There was a world of pride in his tone; the pride of the soldier-servant who is responsible for the smartness of his master's outturn.

"Aye!" assented Marrion, grimly recognising that the figure before her was more to her mind in some ways than the other which had gone swaggering through the quadrangle. This one was broader in the chest, simpler in its ugly angular face and small pathetic-looking blue eyes, and simple--oh, so irritatingly simple!--in the devotion writ large in its every look, its every intonation.

"Well, I'm glad you're both home safe," she said, putting the barrier of refined speech between them.

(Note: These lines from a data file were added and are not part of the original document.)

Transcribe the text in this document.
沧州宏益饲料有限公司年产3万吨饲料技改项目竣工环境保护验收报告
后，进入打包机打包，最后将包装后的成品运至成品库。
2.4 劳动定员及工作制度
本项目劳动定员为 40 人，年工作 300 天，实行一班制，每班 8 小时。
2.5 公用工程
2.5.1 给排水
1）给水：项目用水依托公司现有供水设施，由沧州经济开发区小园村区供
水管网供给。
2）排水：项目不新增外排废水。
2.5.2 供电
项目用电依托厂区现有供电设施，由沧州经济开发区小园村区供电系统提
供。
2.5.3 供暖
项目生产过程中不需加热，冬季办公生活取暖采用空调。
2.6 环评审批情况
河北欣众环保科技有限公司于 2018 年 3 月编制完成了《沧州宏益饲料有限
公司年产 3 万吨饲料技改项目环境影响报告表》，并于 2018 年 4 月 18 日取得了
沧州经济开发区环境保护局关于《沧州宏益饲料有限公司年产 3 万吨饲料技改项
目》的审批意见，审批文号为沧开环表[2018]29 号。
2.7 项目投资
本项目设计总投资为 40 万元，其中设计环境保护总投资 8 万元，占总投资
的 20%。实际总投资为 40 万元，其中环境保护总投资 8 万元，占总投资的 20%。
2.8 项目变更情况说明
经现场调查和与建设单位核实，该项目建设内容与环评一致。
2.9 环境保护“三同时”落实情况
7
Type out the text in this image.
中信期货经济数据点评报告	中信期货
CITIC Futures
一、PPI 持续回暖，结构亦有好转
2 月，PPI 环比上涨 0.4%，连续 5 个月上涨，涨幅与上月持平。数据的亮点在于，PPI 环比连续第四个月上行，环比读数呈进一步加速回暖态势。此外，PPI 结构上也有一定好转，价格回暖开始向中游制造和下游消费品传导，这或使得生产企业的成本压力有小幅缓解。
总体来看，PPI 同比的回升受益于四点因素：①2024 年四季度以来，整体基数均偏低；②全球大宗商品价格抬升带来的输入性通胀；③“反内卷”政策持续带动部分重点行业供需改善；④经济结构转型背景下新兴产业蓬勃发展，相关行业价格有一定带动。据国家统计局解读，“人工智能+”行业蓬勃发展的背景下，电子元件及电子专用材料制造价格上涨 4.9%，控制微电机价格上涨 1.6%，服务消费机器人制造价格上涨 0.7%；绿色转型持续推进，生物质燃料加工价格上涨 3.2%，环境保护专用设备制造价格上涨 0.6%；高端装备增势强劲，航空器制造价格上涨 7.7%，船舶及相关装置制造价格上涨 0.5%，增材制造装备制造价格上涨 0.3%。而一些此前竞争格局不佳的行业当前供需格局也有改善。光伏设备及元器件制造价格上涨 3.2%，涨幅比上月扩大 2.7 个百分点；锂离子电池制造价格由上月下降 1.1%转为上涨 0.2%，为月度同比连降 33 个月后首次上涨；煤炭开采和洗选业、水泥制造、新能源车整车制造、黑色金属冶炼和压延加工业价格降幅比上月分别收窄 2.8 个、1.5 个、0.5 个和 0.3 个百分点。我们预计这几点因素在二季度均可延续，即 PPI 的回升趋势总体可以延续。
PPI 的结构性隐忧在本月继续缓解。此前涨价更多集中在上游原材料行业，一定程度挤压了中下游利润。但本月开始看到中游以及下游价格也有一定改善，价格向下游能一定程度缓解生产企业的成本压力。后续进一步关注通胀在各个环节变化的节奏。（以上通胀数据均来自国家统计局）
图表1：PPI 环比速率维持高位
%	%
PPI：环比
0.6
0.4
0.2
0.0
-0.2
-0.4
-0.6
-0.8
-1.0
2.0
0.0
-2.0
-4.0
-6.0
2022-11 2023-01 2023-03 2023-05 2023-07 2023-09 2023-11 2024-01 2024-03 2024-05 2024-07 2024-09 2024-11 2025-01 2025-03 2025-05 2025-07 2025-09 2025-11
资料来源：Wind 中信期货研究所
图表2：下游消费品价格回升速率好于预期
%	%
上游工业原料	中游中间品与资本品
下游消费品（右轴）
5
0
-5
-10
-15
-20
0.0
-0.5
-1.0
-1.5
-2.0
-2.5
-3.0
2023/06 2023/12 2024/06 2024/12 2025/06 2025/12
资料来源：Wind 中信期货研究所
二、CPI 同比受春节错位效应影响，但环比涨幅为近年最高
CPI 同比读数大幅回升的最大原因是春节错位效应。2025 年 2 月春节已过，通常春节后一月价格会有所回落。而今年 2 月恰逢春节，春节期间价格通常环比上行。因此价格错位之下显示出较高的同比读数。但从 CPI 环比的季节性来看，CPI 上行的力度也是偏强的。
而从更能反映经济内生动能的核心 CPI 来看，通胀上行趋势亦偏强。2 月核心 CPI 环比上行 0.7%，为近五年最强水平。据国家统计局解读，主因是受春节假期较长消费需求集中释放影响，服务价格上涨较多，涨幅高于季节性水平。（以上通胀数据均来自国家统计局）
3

Then a resentment, of which she was innately ashamed even while she yielded to it, made her add: "And I suppose you've brought home a wife on the strength of the regiment?"

Andrew Fraser stared for a second, then shouldered his valise again deftly--

"Ye ken fine, Marrion Paul," he said sternly, as he went on, "that there never was but ae woman in the wurrld for me, an' never will be."

And so he left her feeling small and mean.

She watched him across the courtyard following on his master's steps. A fine figure of a man. No swagger there, nothing to clash with the grey old walls.

But that made no difference, no difference at all. That was the worst of it.

[CHAPTER II]

Marmaduke Muir had meanwhile found his familiar way through the low arch which, piercing the extreme corner of the eastern side of the quadrangle, formed the connecting link between the older part of Drummuir Castle and the new. For the rest, this eastern wall showed blank save for a loophole or two. It was, in effect, simply the back wall of what in Scotland is called the square; that is, the continuation of stables, cow-houses and woodsheds which appertain to a country mansion in the north. It had evidently been built as a wind-screen to the western wing, which, overlooking the river, had been the residential portion of the house before the southern wing had been added to close in the quadrangle. Altogether it was a fine old place, magnificently situated in the slight hollow which dipped between the high old red sandstone cliffs of the Aberdeenshire coast, and the lower yet still high old red sandstone cliffs which for a mile or two formed the eastward bank of the river Drum. Standing still on the grass-plot in the centre of the courtyard a quick ear could detect two water sounds--the rhythmic roll of the waves of the North Sea on the one hand, and the incessant rush of the running river on the other.